The researchers suggested that there could be three ways that Neanderthals created the resin. The first two involved melting the resin over a piece of birch bark and laying out the hot coals on a birch bark above the pit in which the resin was located. The third method was the most difficult. For him, it was necessary to place a container of birch bark in a pit. Then, loose wood bark was placed on a lattice covering a pit. Researchers covered the bark with mud and lit a fire all over the mound. This technique, which required more wood, time and customization than other methods, produced the most resin.

Are people plagiarists?

Researchers believe that Neanderthals could use all three methods at different points in time, depending on the circumstances.

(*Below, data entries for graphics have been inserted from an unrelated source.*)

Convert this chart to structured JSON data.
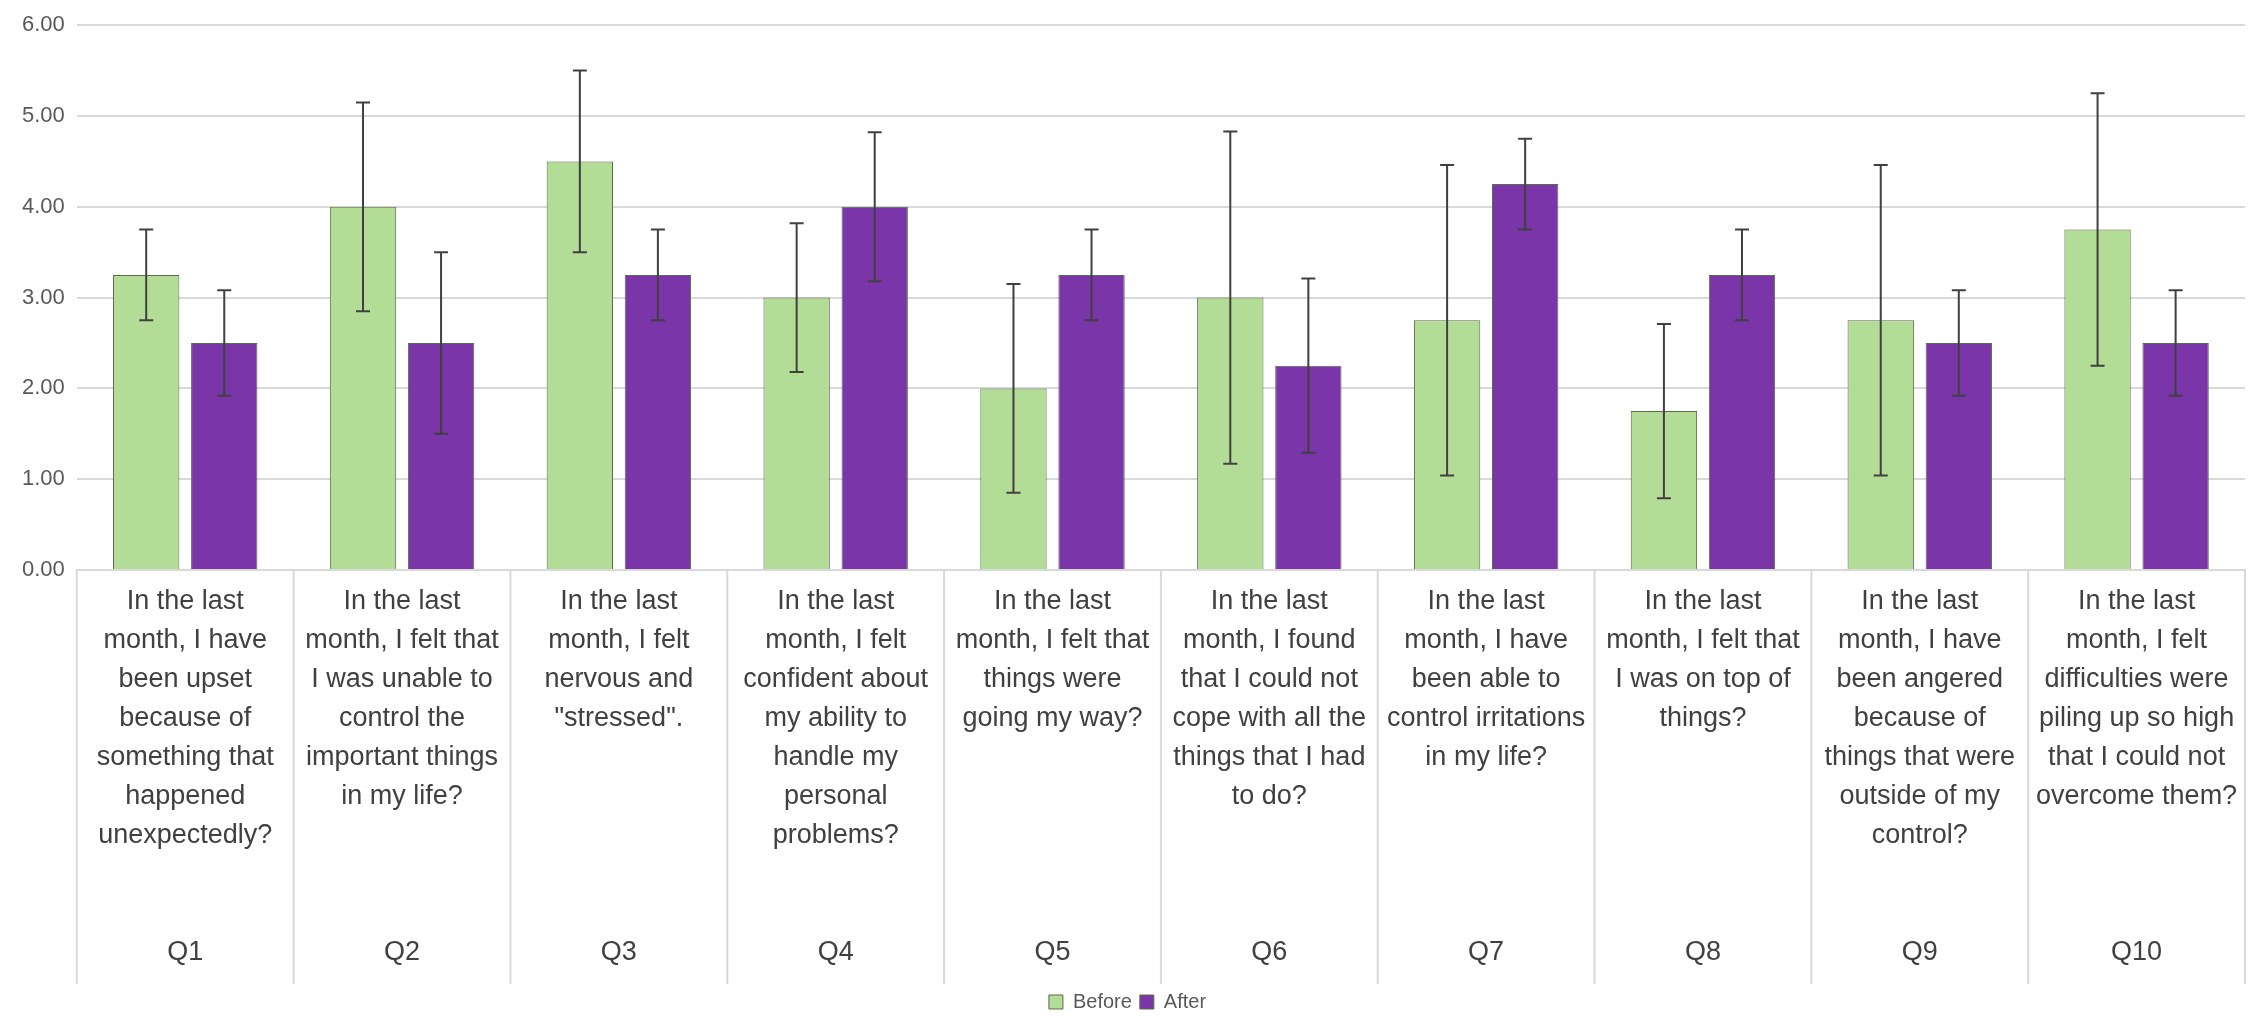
{
  "chart_data": {
    "type": "bar",
    "categories": [
      "In the last month, I have been upset because of something that happened unexpectedly?\nQ1",
      "In the last month, I felt that I was unable to control the important things in my life?\nQ2",
      "In the last month, I felt nervous and \"stressed\".\nQ3",
      "In the last month, I felt confident about my ability to handle my personal problems?\nQ4",
      "In the last month, I felt that things were going my way?\nQ5",
      "In the last month, I found that I could not cope with all the things that I had to do?\nQ6",
      "In the last month, I have been able to control irritations in my life?\nQ7",
      "In the last month, I felt that I was on top of things?\nQ8",
      "In the last month, I have been angered because of things that were outside of my control?\nQ9",
      "In the last month, I felt difficulties were piling up so high that I could not overcome them?\nQ10"
    ],
    "series": [
      {
        "name": "Before",
        "color": "#b3dc96",
        "values": [
          3.25,
          4.0,
          4.5,
          3.0,
          2.0,
          3.0,
          2.75,
          1.75,
          2.75,
          3.75
        ],
        "errors": [
          0.5,
          1.15,
          1.0,
          0.82,
          1.15,
          1.83,
          1.71,
          0.96,
          1.71,
          1.5
        ]
      },
      {
        "name": "After",
        "color": "#7a35a8",
        "values": [
          2.5,
          2.5,
          3.25,
          4.0,
          3.25,
          2.25,
          4.25,
          3.25,
          2.5,
          2.5
        ],
        "errors": [
          0.58,
          1.0,
          0.5,
          0.82,
          0.5,
          0.96,
          0.5,
          0.5,
          0.58,
          0.58
        ]
      }
    ],
    "ylim": [
      0,
      6
    ],
    "yticks": [
      {
        "value": 0,
        "label": "0.00"
      },
      {
        "value": 1,
        "label": "1.00"
      },
      {
        "value": 2,
        "label": "2.00"
      },
      {
        "value": 3,
        "label": "3.00"
      },
      {
        "value": 4,
        "label": "4.00"
      },
      {
        "value": 5,
        "label": "5.00"
      },
      {
        "value": 6,
        "label": "6.00"
      }
    ],
    "grid": "y",
    "legend": "bottom"
  }
}
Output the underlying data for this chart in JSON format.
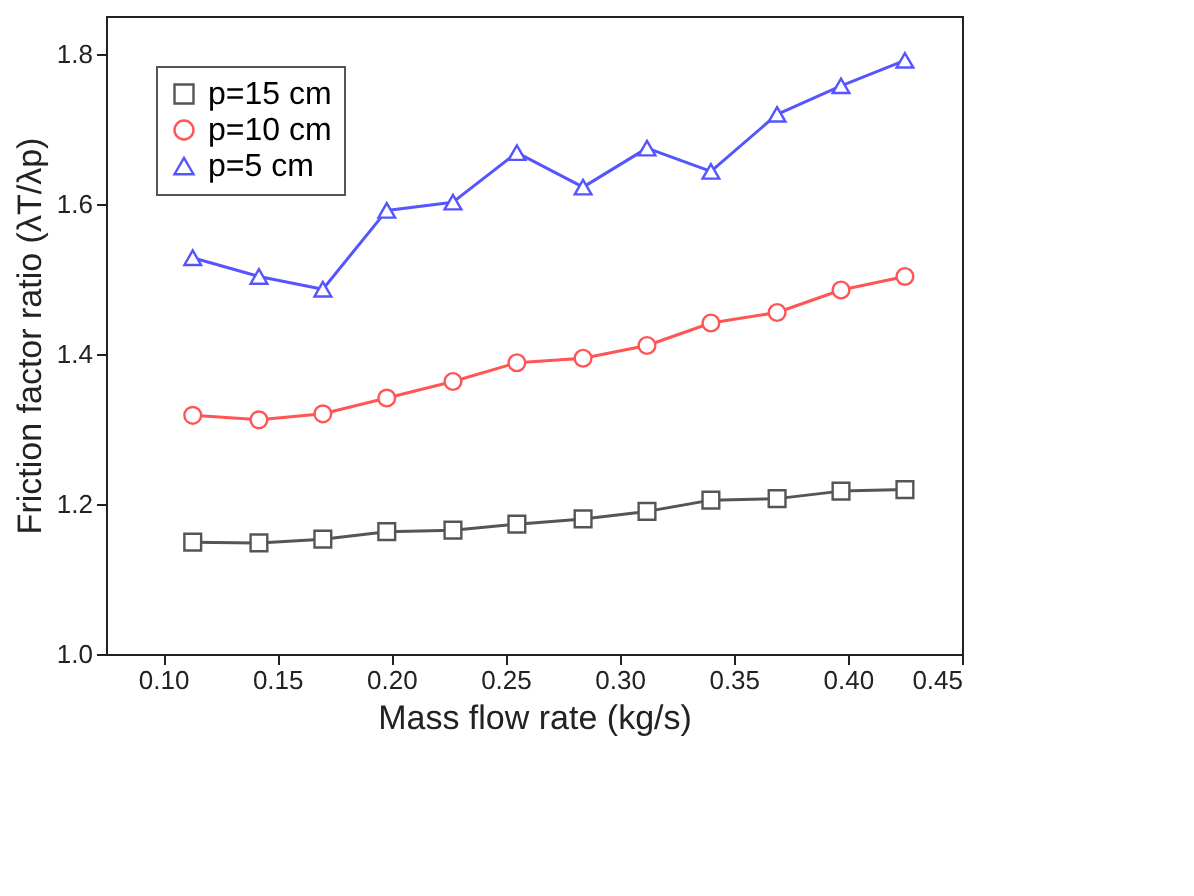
{
  "chart_data": {
    "type": "line",
    "xlabel": "Mass flow rate (kg/s)",
    "ylabel": "Friction factor ratio (λT/λp)",
    "x": [
      0.113,
      0.142,
      0.17,
      0.198,
      0.227,
      0.255,
      0.284,
      0.312,
      0.34,
      0.369,
      0.397,
      0.425
    ],
    "series": [
      {
        "name": "p=15 cm",
        "color": "#555555",
        "marker": "square",
        "values": [
          1.149,
          1.148,
          1.153,
          1.163,
          1.165,
          1.173,
          1.18,
          1.19,
          1.205,
          1.207,
          1.217,
          1.219
        ]
      },
      {
        "name": "p=10 cm",
        "color": "#ff5555",
        "marker": "circle",
        "values": [
          1.318,
          1.312,
          1.32,
          1.341,
          1.363,
          1.388,
          1.394,
          1.411,
          1.441,
          1.455,
          1.485,
          1.503
        ]
      },
      {
        "name": "p=5 cm",
        "color": "#5555ff",
        "marker": "triangle",
        "values": [
          1.528,
          1.503,
          1.486,
          1.591,
          1.602,
          1.668,
          1.622,
          1.674,
          1.643,
          1.719,
          1.757,
          1.791
        ]
      }
    ],
    "xlim": [
      0.075,
      0.45
    ],
    "xticks": [
      {
        "value": 0.1,
        "label": "0.10"
      },
      {
        "value": 0.15,
        "label": "0.15"
      },
      {
        "value": 0.2,
        "label": "0.20"
      },
      {
        "value": 0.25,
        "label": "0.25"
      },
      {
        "value": 0.3,
        "label": "0.30"
      },
      {
        "value": 0.35,
        "label": "0.35"
      },
      {
        "value": 0.4,
        "label": "0.40"
      },
      {
        "value": 0.45,
        "label": "0.45"
      }
    ],
    "ylim": [
      1.0,
      1.85
    ],
    "yticks": [
      {
        "value": 1.0,
        "label": "1.0"
      },
      1.2,
      1.4,
      1.6,
      1.8
    ],
    "grid": false,
    "legend": "top left",
    "line_style": "solid"
  }
}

According to scientists, the earliest evidence of glue production by modern people was created about 70 thousand years ago. It is likely that Homo sapiens in Africa themselves figured out how to melt the resin. But scientists do not exclude the possibility that they spied on methods for producing resin from birch bark in Neanderthals.

In historical times, resin was used to waterproof boats, ships and containers, as well as to protect wooden buildings. But in the days of the Paleolithic such widespread use of resin is unlikely, because basically it strengthened the tips of the spears on the pole. Nevertheless, the very fact that Neanderthals knew this technology opens up new possibilities for the study and understanding of the younger brothers of modern people.